I'm getting kind of nervous. I'm sitting here on my couch, and it occurred to me that in less than a month, I won't be able to sit on my couch anymore until May. I won't see my boyfriend or my kittens or my Blik-Wall-Decals or my fabulous bedroom set. Or my big-enough-to-cook-in kitchen. And I just bought another year of Amazon Prime before realizing--that does me no good whatsoever overseas. I picked up candles from Bath and Body Works yesterday, because I don't know if wallflowers would work in French outlets (seeing as my straightener won't, I mean). And I'm looking around my living room, thinking, "Well, should I bring my yoga mat? No, I should pick one up there, right?" And of course I'll miss my family and friends here. But what I'm most nervous about is fitting in, honestly. I'm so afraid that I'll go over and they'll immediately see how AMERICAN I am and want nothing to do with me. And with so few people at the school, what if I don't make good friends, and end up spending four months an ocean away from anyone who likes me? And what if my clothes aren't PARIS enough, and people just raise one eyebrow when I try to say, "S'il vous plait, je dois acheter un liseur... Ou est-ce que je le trouve?" Good grief, I feel like I'm in kindergarten again. One of my French customers came into Eddie Bauer yesterday, and we talked in French for a bit and I told him about how I was going abroad next semester. Ten minutes after he left, all I could think about was how I'd misconjugated a verb. Also, when I go out, is it presumptuous to try to speak in French to people? I'd really like to, but what if they wave me off and just tell me to speak English in order to stop butchering their language?


Wow. I haven't actually said that to anyone before. The insecurity thing, I mean. 


But, yeah. Okay.


I also stocked up on lotion. And I got my favorite perfume for Christmas (the DKNY apple scent, the green one? yeah? ohmygosh I love it). And I'll have my dresses (I should get more tights, right). What if nothing FITS ME over there? What if I'm stuck to buying MOM-CLOTHES in Paris? Oh the HORROR.


No, see, I'm not being sarcastic, I really am this nervous, and I start babbling, and. Yes. Right. Hello there, all.
I think I'm going to go do stuff now, like grocery shopping and hair-doing and cleaning and getting ready to go down to DM today.

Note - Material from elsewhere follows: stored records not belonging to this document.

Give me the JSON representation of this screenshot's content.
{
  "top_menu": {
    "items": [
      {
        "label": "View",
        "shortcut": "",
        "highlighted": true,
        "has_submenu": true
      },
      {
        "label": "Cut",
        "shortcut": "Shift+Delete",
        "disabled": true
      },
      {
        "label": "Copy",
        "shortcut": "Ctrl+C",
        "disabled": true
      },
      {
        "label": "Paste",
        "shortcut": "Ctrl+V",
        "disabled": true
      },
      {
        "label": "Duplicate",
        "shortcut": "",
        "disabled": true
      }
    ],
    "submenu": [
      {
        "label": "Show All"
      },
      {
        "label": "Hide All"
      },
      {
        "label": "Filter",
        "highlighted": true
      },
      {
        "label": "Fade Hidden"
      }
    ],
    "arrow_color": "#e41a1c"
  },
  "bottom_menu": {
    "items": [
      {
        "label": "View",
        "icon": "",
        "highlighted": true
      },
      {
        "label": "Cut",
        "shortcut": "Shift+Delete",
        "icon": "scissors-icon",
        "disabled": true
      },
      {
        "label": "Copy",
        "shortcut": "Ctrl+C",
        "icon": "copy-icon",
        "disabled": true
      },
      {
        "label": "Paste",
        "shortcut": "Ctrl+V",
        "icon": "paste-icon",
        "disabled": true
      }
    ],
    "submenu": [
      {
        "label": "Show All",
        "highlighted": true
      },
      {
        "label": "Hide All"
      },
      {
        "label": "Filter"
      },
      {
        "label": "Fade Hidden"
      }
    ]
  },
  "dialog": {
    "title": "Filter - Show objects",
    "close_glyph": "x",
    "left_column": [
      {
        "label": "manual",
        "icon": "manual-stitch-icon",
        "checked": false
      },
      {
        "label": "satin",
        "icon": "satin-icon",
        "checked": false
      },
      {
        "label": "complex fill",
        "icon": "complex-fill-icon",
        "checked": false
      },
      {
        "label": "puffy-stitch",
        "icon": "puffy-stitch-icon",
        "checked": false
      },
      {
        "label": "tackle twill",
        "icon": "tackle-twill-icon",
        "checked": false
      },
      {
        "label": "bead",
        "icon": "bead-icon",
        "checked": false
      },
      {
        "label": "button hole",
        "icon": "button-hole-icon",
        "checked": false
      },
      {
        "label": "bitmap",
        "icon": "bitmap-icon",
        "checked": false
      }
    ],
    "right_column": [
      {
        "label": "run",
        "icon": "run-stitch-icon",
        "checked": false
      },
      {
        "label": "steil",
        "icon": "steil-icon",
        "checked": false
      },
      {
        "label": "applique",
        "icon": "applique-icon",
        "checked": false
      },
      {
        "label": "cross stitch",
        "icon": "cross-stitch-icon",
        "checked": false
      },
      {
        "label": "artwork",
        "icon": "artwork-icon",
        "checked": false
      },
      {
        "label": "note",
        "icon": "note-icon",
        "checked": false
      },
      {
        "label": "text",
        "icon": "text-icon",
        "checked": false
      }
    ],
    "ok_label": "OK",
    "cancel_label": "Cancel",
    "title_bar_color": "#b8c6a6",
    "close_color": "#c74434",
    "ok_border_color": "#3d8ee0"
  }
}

K. Talk to you all later. :)


Amanda

Thursday, December 22, 2011

An Introduction

I leave for Paris, France in exactly 28 days.

My Grandmother, who is very tech-savy, loved the idea of me creating a blog to relay my shenanigans back home--so here it is! I'll try to post on here at least once a week or so, with pictures--for a record if nothing more. But hopefully I'll have a lot to tell!

I'll be studying at the Paris American Academy in Paris from January 19 to May 5. At the school, I will learn haute couture sewing skills, work behind the scene at the Paris Haute Couture Runway Shows, and will be just a block or so away from the Luxembourg Gardens. The Eiffel Tower isn't too far off, either...

Thanks for stopping by, and please do so again later in January--I'll have so much to show you!